Preamble
The browsers only understand JavaScript, however with rise of stuff that we use on browsers e.g. Games, Virtual Reality, Augmented Reality, JavaScript hasn't been able to catch up due to its inherent interpreted nature despite its powerful engines like V8.
Suppose you have a cool game or software developed in a low-level programming language e.g. C/C++ or a high-level programming language e.g. Java/C#/Rust/Go. With WebAssembly you can run these apps on a browser. Wihout re-writing them in JavaScript.
Wait, what?
What is WebAssembly?
WebAssembly (abbreviated Wasm) is a binary instruction format for a stack-based virtual machine. Wasm is designed as a portable compilation target for programming languages, enabling deployment on the web for client and server applications.
-https://webassembly.org/
WebAssembly, or wasm, is the most significant new technology to come to the web platform in a decade. Technically speaking, it is a new, low-level, assembly-like language that runs efficiently on the existing web platform and is backward-compatible with its precursor, asm.js. Most people, however, will use the wasm format as a compiler target, translating their applications into web-ready modules that can run in modern web browsers at near-native speeds.

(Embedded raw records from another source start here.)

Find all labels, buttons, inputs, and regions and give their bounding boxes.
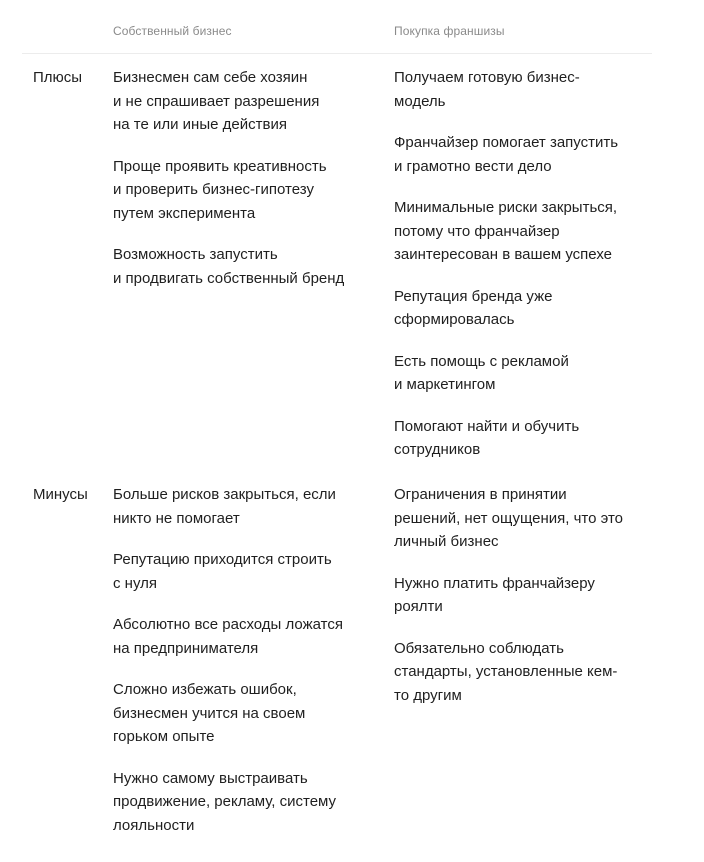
list-item: Репутация бренда уже сформировалась xyxy=(394,287,553,328)
list-item: Бизнесмен сам себе хозяин и не спрашивает разрешения на те или иные действия xyxy=(113,69,320,133)
list-item: Получаем готовую бизнес- модель xyxy=(394,69,580,110)
list-item: Франчайзер помогает запустить и грамотно вести дело xyxy=(394,134,619,175)
header-franchise: Покупка франшизы xyxy=(394,24,505,38)
list-item: Абсолютно все расходы ложатся на предпринимателя xyxy=(113,616,343,657)
list-item: Минимальные риски закрыться, потому что франчайзер заинтересован в вашем успехе xyxy=(394,199,618,263)
list-item: Нужно платить франчайзеру роялти xyxy=(394,574,595,615)
header-own-business: Собственный бизнес xyxy=(113,24,232,38)
row-label-pros: Плюсы xyxy=(33,69,83,86)
comparison-table xyxy=(22,0,652,834)
list-item: Ограничения в принятии решений, нет ощущения, что это личный бизнес xyxy=(394,486,623,550)
cell-cons-franchise xyxy=(394,483,646,725)
list-item: Сложно избежать ошибок, бизнесмен учится на своем горьком опыте xyxy=(113,681,306,745)
cell-cons-own-business xyxy=(113,483,375,855)
row-label-cons: Минусы xyxy=(33,486,88,503)
list-item: Обязательно соблюдать стандарты, установленные кем- то другим xyxy=(394,639,618,704)
list-item: Нужно самому выстраивать продвижение, рекламу, систему лояльности xyxy=(113,769,337,834)
table-header xyxy=(22,0,652,54)
cell-pros-franchise xyxy=(394,66,646,480)
list-item: Больше рисков закрыться, если никто не помогает xyxy=(113,486,336,527)
list-item: Проще проявить креативность и проверить бизнес-гипотезу путем эксперимента xyxy=(113,157,327,222)
cell-pros-own-business xyxy=(113,66,375,308)
list-item: Возможность запустить и продвигать собственный бренд xyxy=(113,246,345,287)
list-item: Есть помощь с рекламой и маркетингом xyxy=(394,352,569,393)
list-item: Репутацию приходится строить с нуля xyxy=(113,551,332,592)
list-item: Помогают найти и обучить сотрудников xyxy=(394,417,580,458)
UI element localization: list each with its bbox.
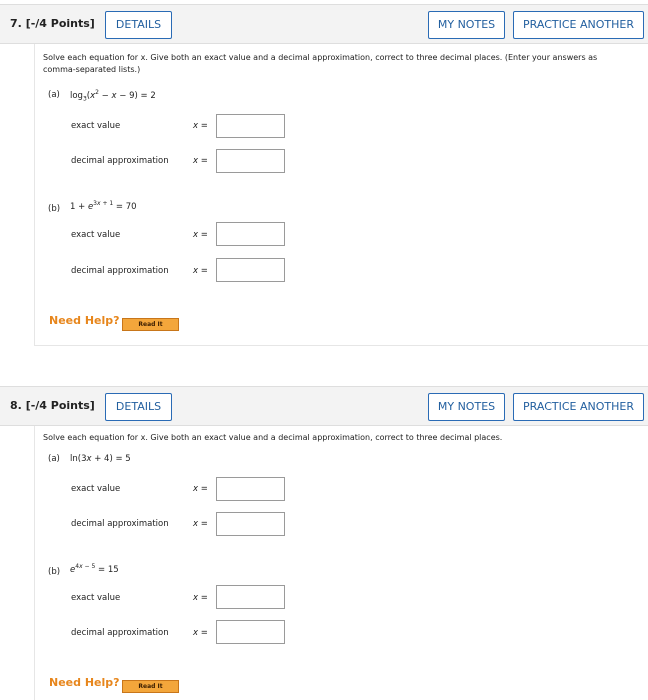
question-7 <box>0 4 648 346</box>
part-label: (b) <box>48 567 61 577</box>
answer-input-exact[interactable] <box>216 477 285 501</box>
question-number: 7. [-/4 Points] <box>10 17 95 30</box>
need-help-label: Need Help? <box>49 314 120 327</box>
practice-another-button[interactable]: PRACTICE ANOTHER <box>513 11 644 39</box>
answer-input-exact[interactable] <box>216 222 285 246</box>
question-header <box>0 386 648 426</box>
x-equals-label: x = <box>193 484 208 494</box>
question-body <box>34 426 648 700</box>
decimal-approximation-label: decimal approximation <box>71 628 169 638</box>
answer-input-exact[interactable] <box>216 585 285 609</box>
answer-input-decimal[interactable] <box>216 149 285 173</box>
x-equals-label: x = <box>193 593 208 603</box>
x-equals-label: x = <box>193 121 208 131</box>
need-help-label: Need Help? <box>49 676 120 689</box>
part-label: (a) <box>48 454 60 464</box>
instructions: Solve each equation for x. Give both an exact value and a decimal approximation, correct to three decimal places. (Enter your answers as comma-separated lists.) <box>43 53 598 74</box>
x-equals-label: x = <box>193 628 208 638</box>
decimal-approximation-label: decimal approximation <box>71 156 169 166</box>
instructions: Solve each equation for x. Give both an exact value and a decimal approximation, correct to three decimal places. <box>43 433 503 442</box>
answer-input-exact[interactable] <box>216 114 285 138</box>
exact-value-label: exact value <box>71 593 121 603</box>
read-it-button[interactable]: Read It <box>122 318 179 331</box>
details-button[interactable]: DETAILS <box>105 393 172 421</box>
part-label: (b) <box>48 204 61 214</box>
part-equation: $e^{4x - 5} = 15$ <box>70 563 119 575</box>
question-body <box>34 44 648 346</box>
decimal-approximation-label: decimal approximation <box>71 266 169 276</box>
decimal-approximation-label: decimal approximation <box>71 519 169 529</box>
exact-value-label: exact value <box>71 484 121 494</box>
exact-value-label: exact value <box>71 230 121 240</box>
exact-value-label: exact value <box>71 121 121 131</box>
practice-another-button[interactable]: PRACTICE ANOTHER <box>513 393 644 421</box>
x-equals-label: x = <box>193 519 208 529</box>
details-button[interactable]: DETAILS <box>105 11 172 39</box>
points-label: [-/4 Points] <box>25 399 95 412</box>
x-equals-label: x = <box>193 266 208 276</box>
part-label: (a) <box>48 90 60 100</box>
x-equals-label: x = <box>193 230 208 240</box>
question-number: 8. [-/4 Points] <box>10 399 95 412</box>
my-notes-button[interactable]: MY NOTES <box>428 11 505 39</box>
answer-input-decimal[interactable] <box>216 258 285 282</box>
part-equation: $1 + e^{3x + 1} = 70$ <box>70 200 137 212</box>
points-label: [-/4 Points] <box>25 17 95 30</box>
my-notes-button[interactable]: MY NOTES <box>428 393 505 421</box>
read-it-button[interactable]: Read It <box>122 680 179 693</box>
question-8 <box>0 386 648 700</box>
x-equals-label: x = <box>193 156 208 166</box>
answer-input-decimal[interactable] <box>216 620 285 644</box>
question-header <box>0 4 648 44</box>
answer-input-decimal[interactable] <box>216 512 285 536</box>
part-equation: ln(3x + 4) = 5 <box>70 454 131 464</box>
part-equation: $\log_3(x^2 - x - 9) = 2$ <box>70 89 156 103</box>
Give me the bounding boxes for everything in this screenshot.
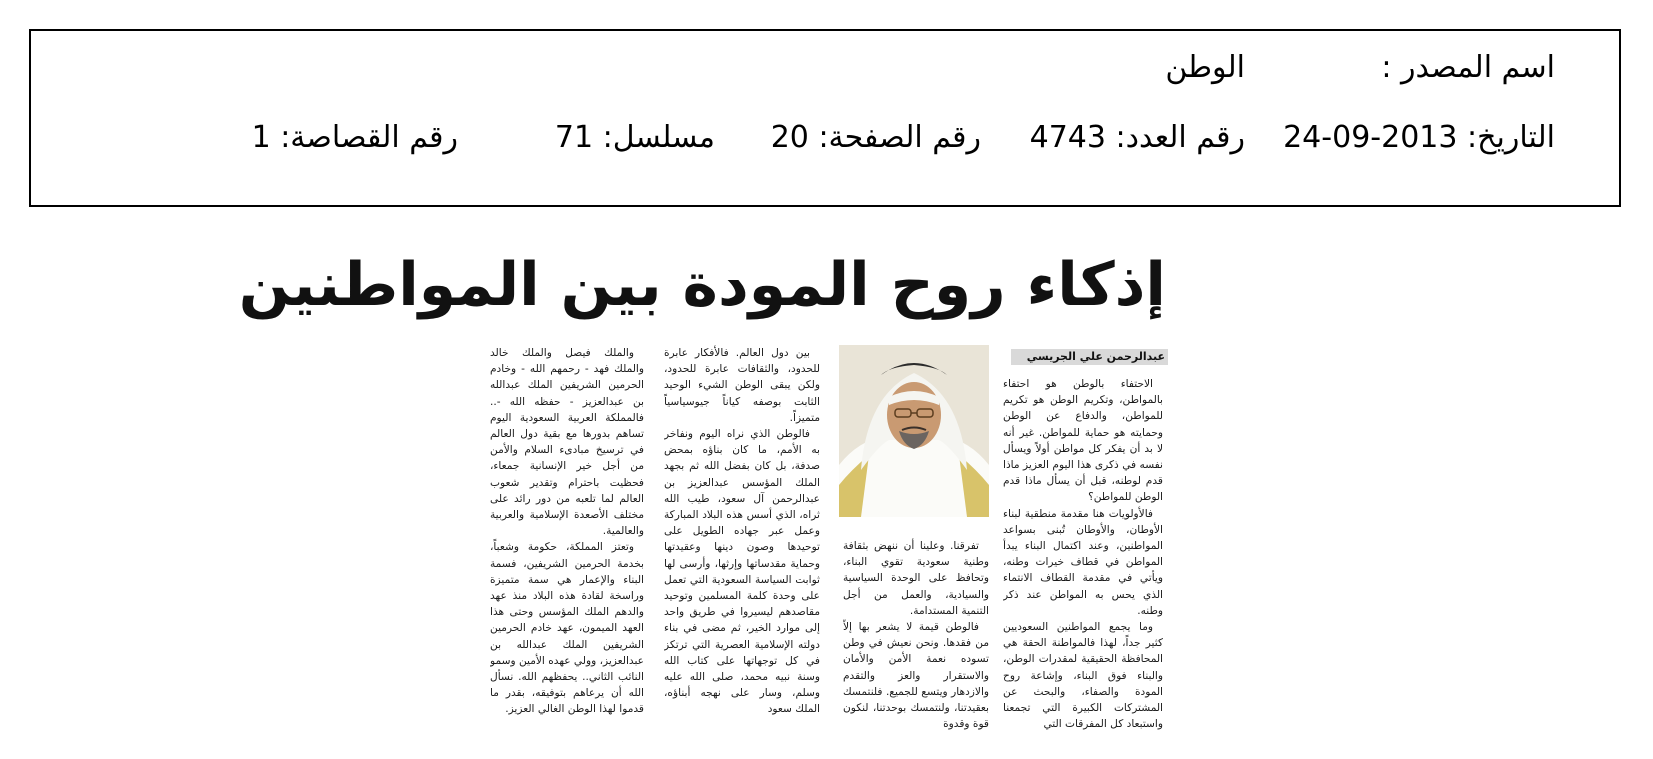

-https://research.mozilla.org/webassembly
W A S M
Check out Milica Mihajlija's awesome blog to know more.
Blazor
Blazor is an open-source framework from Microsoft to develop Component based UIs using language you already know and love, C#. I'll be blunt and say:
It's Microsoft's response to Angular and React.
Because why not?
But it's not why we're talking about Blazor here. The reason is, one of the hosting models of Blazor is WebAssembly.
Blazor's home page says:
Blazor can run your client-side C# code directly in the browser, using WebAssembly. Because it's real .NET running on WebAssembly, you can re-use code and libraries from server-side parts of your application.